Additionally, there was harassment and intimidation of Jews at the NEA Representative Assembly held in July. Jewish educators who spoke out against a resolution that proposed to cut ties with the Anti-Defamation League were shouted down during the proceedings. Just over a week after the assembly’s conclusion, the executive committee of the NEA’s Jewish Affairs Caucus published a chilling letter to NEA President Becky Pringle, reporting that Jewish delegates attending the gathering “were vocally mocked, harassed, and threatened in ways that dishonor our union.”
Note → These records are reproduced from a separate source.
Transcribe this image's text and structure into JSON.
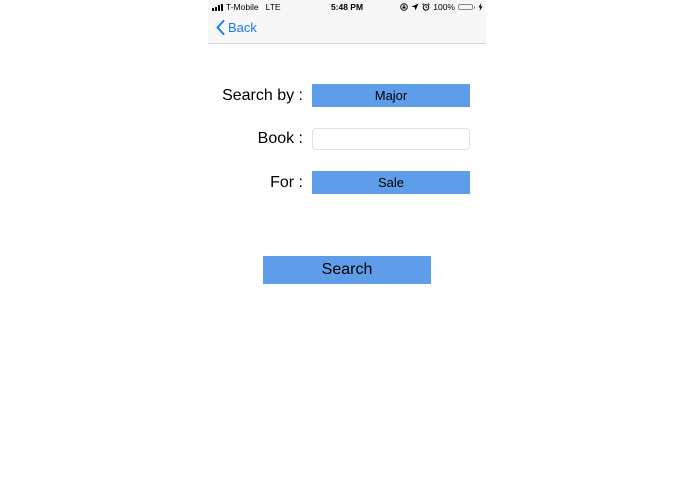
{
  "status_bar": {
    "carrier": "T-Mobile",
    "network": "LTE",
    "time": "5:48 PM",
    "battery_percent": "100%",
    "battery_level": 1.0,
    "icons": [
      "signal-bars-icon",
      "screen-lock-icon",
      "location-arrow-icon",
      "alarm-clock-icon",
      "battery-icon",
      "charging-bolt-icon"
    ],
    "battery_color": "#4cd964"
  },
  "nav": {
    "back_label": "Back",
    "tint_color": "#1a7cf5"
  },
  "form": {
    "search_by_label": "Search by :",
    "search_by_value": "Major",
    "book_label": "Book :",
    "book_value": "",
    "book_placeholder": "",
    "for_label": "For :",
    "for_value": "Sale",
    "search_button_label": "Search",
    "button_color": "#5e9de9"
  }
}
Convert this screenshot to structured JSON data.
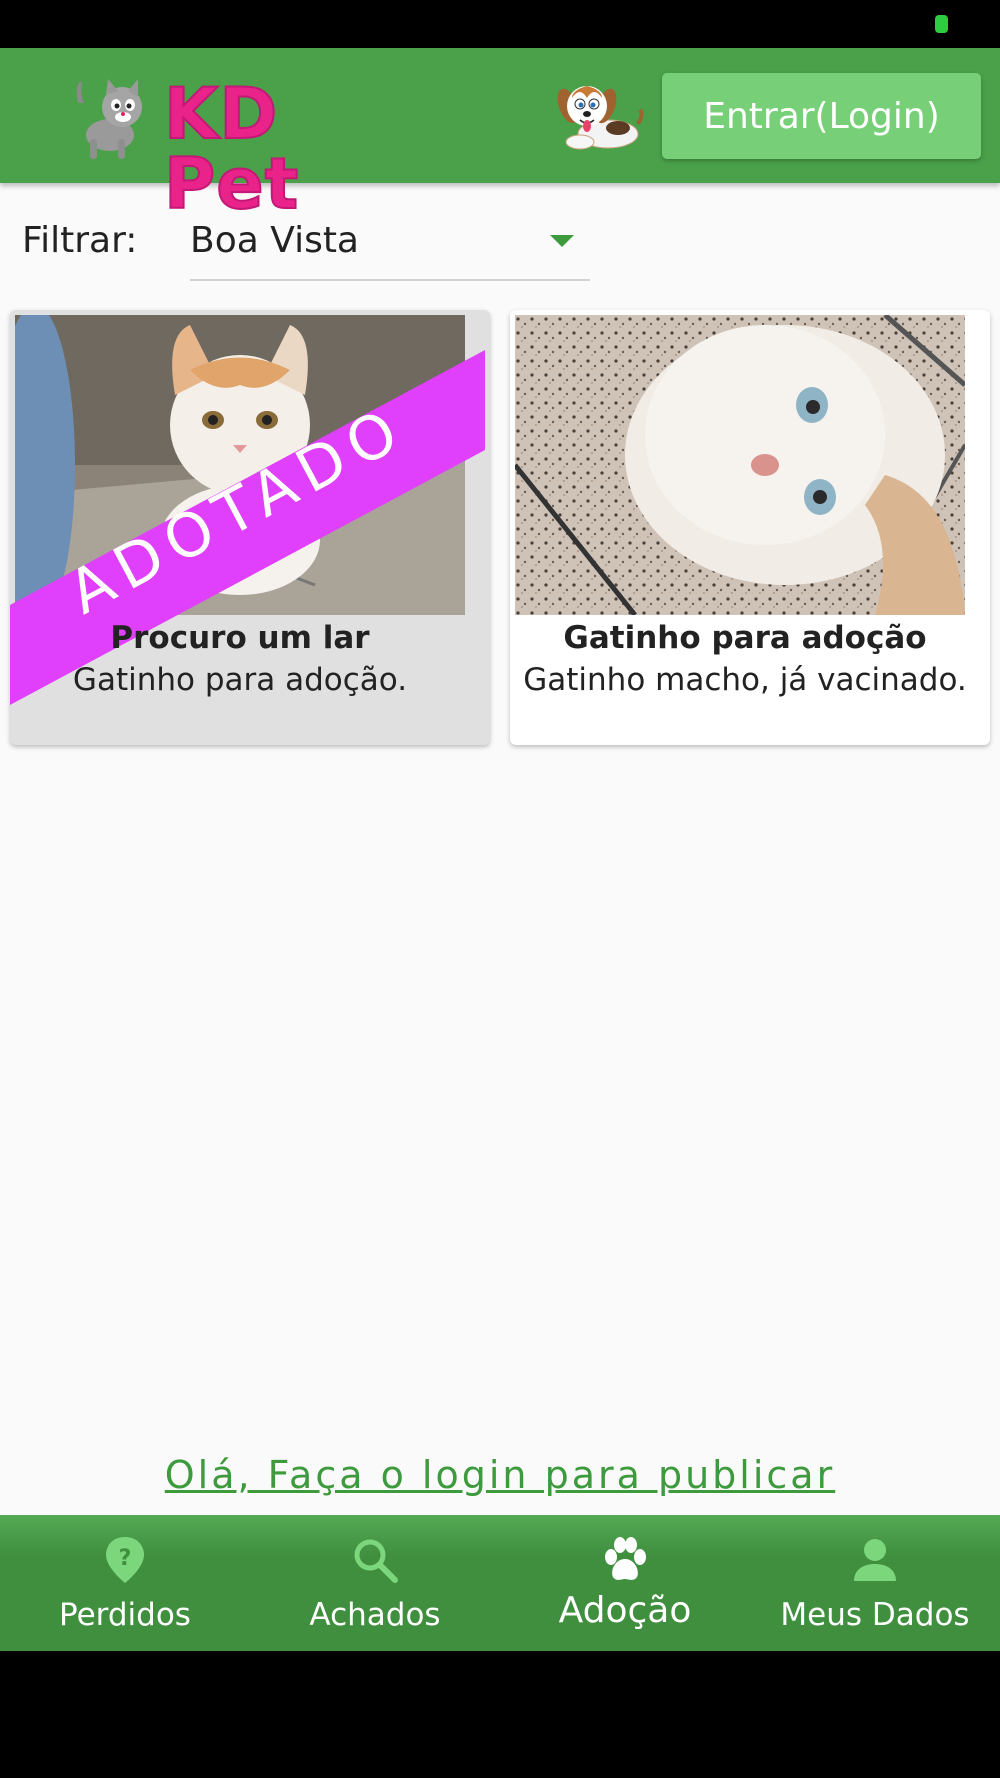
{
  "header": {
    "brand": "KD Pet",
    "login_label": "Entrar(Login)"
  },
  "filter": {
    "label": "Filtrar:",
    "selected": "Boa Vista"
  },
  "posts": [
    {
      "title": "Procuro um lar",
      "description": "Gatinho para adoção.",
      "ribbon": "ADOTADO"
    },
    {
      "title": "Gatinho para adoção",
      "description": "Gatinho macho, já vacinado."
    }
  ],
  "login_prompt": "Olá, Faça o login para publicar",
  "nav": {
    "items": [
      {
        "label": "Perdidos",
        "icon": "pin-question-icon"
      },
      {
        "label": "Achados",
        "icon": "search-icon"
      },
      {
        "label": "Adoção",
        "icon": "paw-icon",
        "active": true
      },
      {
        "label": "Meus Dados",
        "icon": "person-icon"
      }
    ]
  },
  "colors": {
    "primary": "#4aa14a",
    "button": "#77d077",
    "brand_pink": "#e9238a",
    "ribbon": "#e040fb",
    "nav_icon_inactive": "#7cd67c",
    "nav_icon_active": "#ffffff"
  }
}
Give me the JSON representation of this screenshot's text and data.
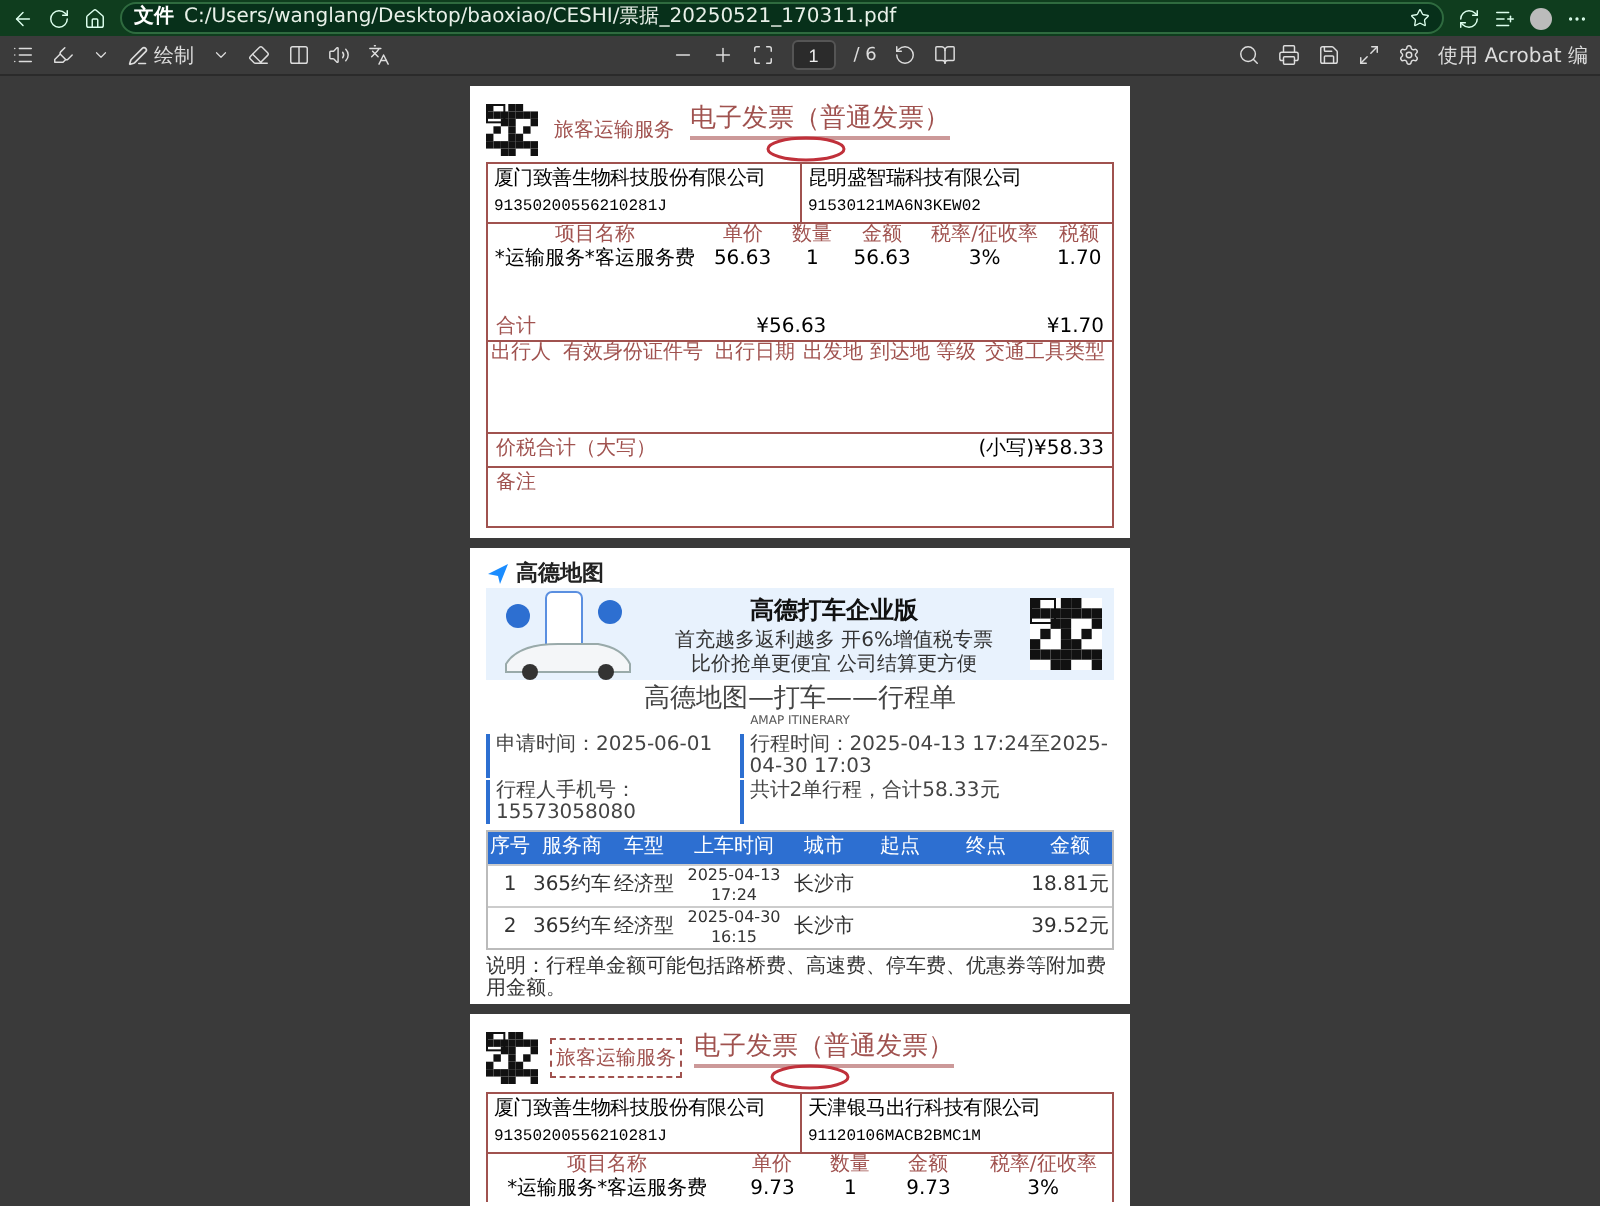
{
  "browser": {
    "file_badge": "文件",
    "address": "C:/Users/wanglang/Desktop/baoxiao/CESHI/票据_20250521_170311.pdf"
  },
  "pdf_toolbar": {
    "draw_label": "绘制",
    "page_input": "1",
    "page_total": "/ 6",
    "acrobat_button": "使用 Acrobat 编"
  },
  "pages": [
    {
      "kind": "invoice",
      "service_label": "旅客运输服务",
      "service_boxed": false,
      "title": "电子发票（普通发票）",
      "buyer_name": "厦门致善生物科技股份有限公司",
      "buyer_tax_id": "91350200556210281J",
      "seller_name": "昆明盛智瑞科技有限公司",
      "seller_tax_id": "91530121MA6N3KEW02",
      "columns": [
        "项目名称",
        "单价",
        "数量",
        "金额",
        "税率/征收率",
        "税额"
      ],
      "items": [
        {
          "name": "*运输服务*客运服务费",
          "price": "56.63",
          "quantity": "1",
          "amount": "56.63",
          "tax_rate": "3%",
          "tax": "1.70"
        }
      ],
      "total_label": "合计",
      "total_amount": "¥56.63",
      "total_tax": "¥1.70",
      "travel_columns": [
        "出行人",
        "有效身份证件号",
        "出行日期",
        "出发地",
        "到达地",
        "等级",
        "交通工具类型"
      ],
      "grand_total_label": "价税合计（大写）",
      "grand_total": "(小写)¥58.33",
      "remarks_label": "备注"
    },
    {
      "kind": "itinerary",
      "logo": "高德地图",
      "banner_title": "高德打车企业版",
      "banner_lines": [
        "首充越多返利越多 开6%增值税专票",
        "比价抢单更便宜 公司结算更方便"
      ],
      "title": "高德地图—打车——行程单",
      "subtitle": "AMAP ITINERARY",
      "info": [
        "申请时间：2025-06-01",
        "行程时间：2025-04-13 17:24至2025-04-30 17:03",
        "行程人手机号：15573058080",
        "共计2单行程，合计58.33元"
      ],
      "columns": [
        "序号",
        "服务商",
        "车型",
        "上车时间",
        "城市",
        "起点",
        "终点",
        "金额"
      ],
      "rows": [
        [
          "1",
          "365约车",
          "经济型",
          "2025-04-13 17:24",
          "长沙市",
          "",
          "",
          "18.81元"
        ],
        [
          "2",
          "365约车",
          "经济型",
          "2025-04-30 16:15",
          "长沙市",
          "",
          "",
          "39.52元"
        ]
      ],
      "note": "说明：行程单金额可能包括路桥费、高速费、停车费、优惠券等附加费用金额。"
    },
    {
      "kind": "invoice",
      "service_label": "旅客运输服务",
      "service_boxed": true,
      "title": "电子发票（普通发票）",
      "buyer_name": "厦门致善生物科技股份有限公司",
      "buyer_tax_id": "91350200556210281J",
      "seller_name": "天津银马出行科技有限公司",
      "seller_tax_id": "91120106MACB2BMC1M",
      "columns": [
        "项目名称",
        "单价",
        "数量",
        "金额",
        "税率/征收率"
      ],
      "items": [
        {
          "name": "*运输服务*客运服务费",
          "price": "9.73",
          "quantity": "1",
          "amount": "9.73",
          "tax_rate": "3%"
        }
      ]
    }
  ]
}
The letter also states that delegates approached Jewish attendees with questions like “How do you feel about the babies dying in Gaza?” Attendees also laughed and clapped when a Jewish delegate described how a terrorist in Colorado burned an eighty-two-year-old woman to death and injured many others, including a Holocaust survivor, with a Molotov cocktail at a gathering supporting Israeli hostages. Some made anti-Semitic comments that caused Jewish members of their delegations to move to different sections of the venue to feel safe.

An email sent by the NEA to its approximately 3 million members included resources for “teaching about indigenous peoples” and featured a map that completely erased Israel, replacing it with Palestine.
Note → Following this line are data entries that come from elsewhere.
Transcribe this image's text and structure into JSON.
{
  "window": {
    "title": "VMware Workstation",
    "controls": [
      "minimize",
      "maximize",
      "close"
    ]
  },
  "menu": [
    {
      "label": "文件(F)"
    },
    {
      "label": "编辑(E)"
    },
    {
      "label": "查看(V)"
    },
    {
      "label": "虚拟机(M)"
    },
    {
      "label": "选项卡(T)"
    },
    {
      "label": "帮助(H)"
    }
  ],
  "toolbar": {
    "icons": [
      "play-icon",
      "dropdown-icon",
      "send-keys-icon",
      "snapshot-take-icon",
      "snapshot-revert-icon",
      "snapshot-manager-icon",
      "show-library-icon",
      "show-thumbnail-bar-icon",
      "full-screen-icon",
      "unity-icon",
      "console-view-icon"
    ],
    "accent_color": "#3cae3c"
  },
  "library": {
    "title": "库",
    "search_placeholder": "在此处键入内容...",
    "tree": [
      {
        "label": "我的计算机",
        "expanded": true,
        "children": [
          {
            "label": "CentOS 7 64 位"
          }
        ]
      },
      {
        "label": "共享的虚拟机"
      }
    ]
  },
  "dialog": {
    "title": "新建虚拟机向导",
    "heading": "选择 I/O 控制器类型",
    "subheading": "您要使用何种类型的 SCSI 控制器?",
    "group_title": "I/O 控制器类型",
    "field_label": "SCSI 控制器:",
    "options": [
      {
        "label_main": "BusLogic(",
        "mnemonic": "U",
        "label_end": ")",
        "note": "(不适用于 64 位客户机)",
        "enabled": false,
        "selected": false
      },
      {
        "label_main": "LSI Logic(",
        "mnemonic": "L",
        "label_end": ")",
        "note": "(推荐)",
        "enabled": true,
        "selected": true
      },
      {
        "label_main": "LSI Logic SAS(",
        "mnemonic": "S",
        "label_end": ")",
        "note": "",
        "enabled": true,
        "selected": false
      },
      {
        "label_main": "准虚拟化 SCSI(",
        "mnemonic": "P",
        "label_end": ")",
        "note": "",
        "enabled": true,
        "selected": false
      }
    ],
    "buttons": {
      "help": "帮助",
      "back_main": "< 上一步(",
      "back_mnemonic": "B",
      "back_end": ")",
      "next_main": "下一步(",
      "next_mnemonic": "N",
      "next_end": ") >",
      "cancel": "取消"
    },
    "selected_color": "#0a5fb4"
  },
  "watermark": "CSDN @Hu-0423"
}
The NEA’s Jew-hatred has also filtered down to its state and local affiliates.

For example, the Massachusetts Teachers Association website provides 89 curriculum resources on the Israeli-Palestinian conflict, with 67 of them depicting Israel as an illegitimate state and/or oversimplifying a complex conflict by accusing it of wrongful occupation, according to a public letter sent by the Massachusetts Educators Against Antisemitism and the American Jewish Committee New England. The groups are concerned about a year-long campaign by MTA leadership to demonize Israel and promote anti-Zionist propaganda in classrooms.

One of MTA’s resources includes Palestinian revolutionary posters that feature a Star of David dripping with blood.

Just as vile, in Oregon, the NEA-affiliated Portland Association of Teachers suggests gathering kindergarteners into a circle and teaching them the history of Palestine: “Seventy-five years ago, a lot of decision-makers around the world decided to take away Palestinian land to make a country called Israel. Israel would be a country where rules were mostly fair for Jewish people with white skin. There’s a BIG word for when indigenous land gets taken away to make a country; that’s called settler colonialism.”

The United Teachers of Los Angeles is particularly egregious. UTLA leadership is pro-Palestinian and was sued by Jewish teachers who don’t want to be represented by them because the union supports calls for the destruction of the plaintiffs’ religious homeland and “promotes animosity and violence towards people of Jewish descent.

UTLA also sees itself as an authority on foreign policy. In October 2024, its governing body voted to back a congressional effort to prevent the sale of over $20 billion in U.S. weapons to Israel, arguing that American-supplied arms were being used against civilians.

So, what can be done about this egregious situation?

The House Committee on Education and the Workforce is investigating the NEA over whether it discriminates against Jews. Rep. Tim Walberg (R-Mich.), the committee chairman, wrote to the union’s president, Becky Pringle, to demand that the union hand over documents related to alleged antisemitic content.

Among other things, Walberg writes that the NEA’s 2025 handbook, which outlines the union’s goals and priorities for the upcoming year, “contains passages and priorities that are hostile towards the Jewish people.”

While Walberg’s efforts are justified and well-meaning, it’s uncertain what they will achieve. The most effective way to fight union antisemitism is for Jewish teachers to resign from the union. By paying dues, they support an organization that despises them. They should also speak with like-minded teachers and encourage them to leave the union as well.

Clearly, the current situation is disgraceful, and not addressing it will only make it worse.